Despite a lowering of the estrogen component in OCs, an elevated thrombotic risk remained, which, compared with nonusers, was estimated to be three- to sixfold higher in women who used so-called second-generation OCs containing 30–50 μg ethinylestradiol and the progestin levonorgestrel.
Surprisingly, the risk of VT increased again 1.5- to twofold when the progestin component of OC was changed from levonorgestrel to the so-called third-generation progestins, desogestrel or gestodene.
The biological basis of OC-induced VT has remained obscure for a long time.
In the 1990s, several risk factors for venous thrombosis (VT), such as elevated plasma prothrombin levels, decreased plasma levels of the anticoagulant proteins antithrombin, protein C and protein S, and resistance to activated protein C (APC), were identified.
The discovery of these risk factors shed new light on the association between the effects of OCs on the hemostatic system and the increased risk of VT in OC users.
It is now generally accepted that OC use increases the plasma level of prothrombin, decreases the level of protein S and overall, induces acquired APC resistance.
Together, these changes can explain why women who use OCs are exposed to an increased risk of VT.
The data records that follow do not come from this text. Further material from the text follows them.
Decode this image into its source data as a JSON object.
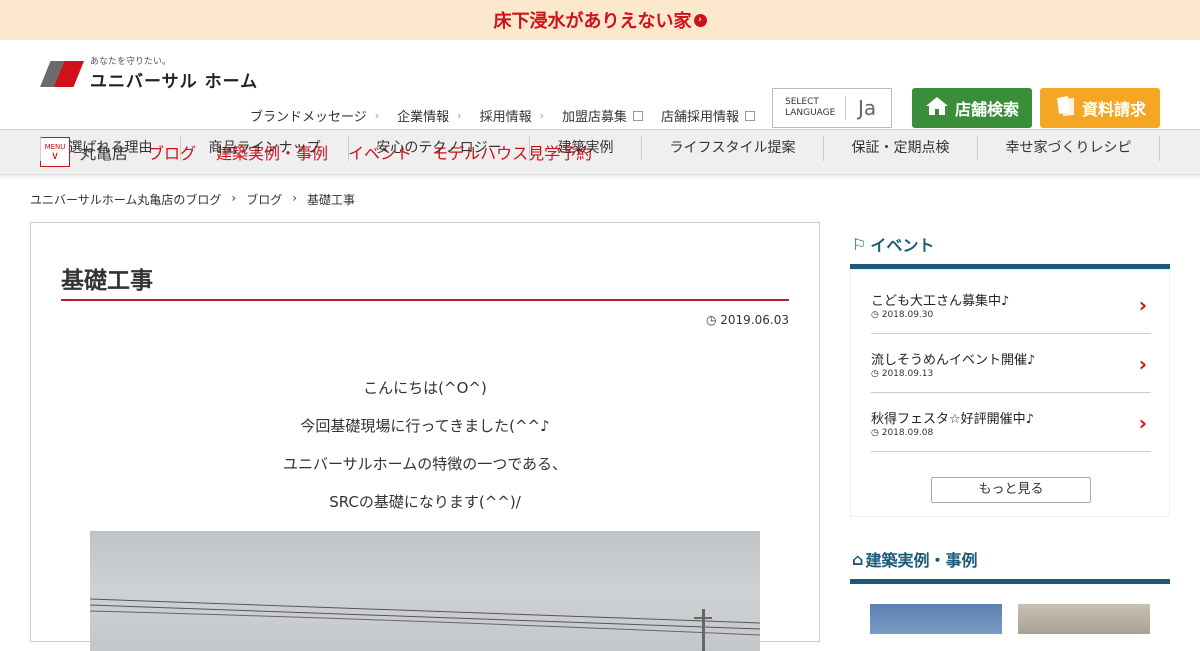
{
  "banner": {
    "text": "床下浸水がありえない家"
  },
  "logo": {
    "tagline": "あなたを守りたい。",
    "name": "ユニバーサル ホーム"
  },
  "util_nav": [
    {
      "label": "ブランドメッセージ",
      "icon": "chevron-right-icon"
    },
    {
      "label": "企業情報",
      "icon": "chevron-right-icon"
    },
    {
      "label": "採用情報",
      "icon": "chevron-right-icon"
    },
    {
      "label": "加盟店募集",
      "icon": "external-link-icon"
    },
    {
      "label": "店舗採用情報",
      "icon": "external-link-icon"
    }
  ],
  "language": {
    "label_line1": "SELECT",
    "label_line2": "LANGUAGE",
    "current": "Ja"
  },
  "buttons": {
    "store_search": "店舗検索",
    "request_docs": "資料請求"
  },
  "main_nav": [
    "選ばれる理由",
    "商品ラインナップ",
    "安心のテクノロジー",
    "建築実例",
    "ライフスタイル提案",
    "保証・定期点検",
    "幸せ家づくりレシピ"
  ],
  "subnav": {
    "menu_label": "MENU",
    "store": "丸亀店",
    "links": [
      "ブログ",
      "建築実例・事例",
      "イベント",
      "モデルハウス見学予約"
    ]
  },
  "breadcrumb": [
    "ユニバーサルホーム丸亀店のブログ",
    "ブログ",
    "基礎工事"
  ],
  "article": {
    "title": "基礎工事",
    "date": "2019.06.03",
    "paragraphs": [
      "こんにちは(^O^)",
      "今回基礎現場に行ってきました(^^♪",
      "ユニバーサルホームの特徴の一つである、",
      "SRCの基礎になります(^^)/"
    ]
  },
  "sidebar": {
    "events_title": "イベント",
    "events": [
      {
        "title": "こども大工さん募集中♪",
        "date": "2018.09.30"
      },
      {
        "title": "流しそうめんイベント開催♪",
        "date": "2018.09.13"
      },
      {
        "title": "秋得フェスタ☆好評開催中♪",
        "date": "2018.09.08"
      }
    ],
    "more_label": "もっと見る",
    "works_title": "建築実例・事例"
  },
  "colors": {
    "brand_red": "#d0101a",
    "green": "#3a8e3a",
    "orange": "#f5a623",
    "navy": "#1c5a7a",
    "banner_bg": "#fce8cc"
  }
}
Compared with second-generation OCs, third-generation OCs caused more pronounced changes in the plasma levels of prothrombin and protein S and in APC resistance.
Progestin-only preparations change several hemostatic parameters in a direction that is opposite to that observed with combined OCs.
It is hypothesized that ethinylestradiol has a thrombotic effect and progestins have a counterbalancing antithrombotic effect, the magnitude of which depends on the type of progestin.
Differences in the antithrombotic effects between desogestrel/gestodene and levonorgestrel can explain the more pronounced effects of third-generation OCs on hemostatic parameters.
Insight into the biological basis of OC-induced thrombosis and the discovery of new risk factors for VT will facilitate the development of safer OC formulations with an improved risk/benefit ratio and guide the choice of a proper method of contraception.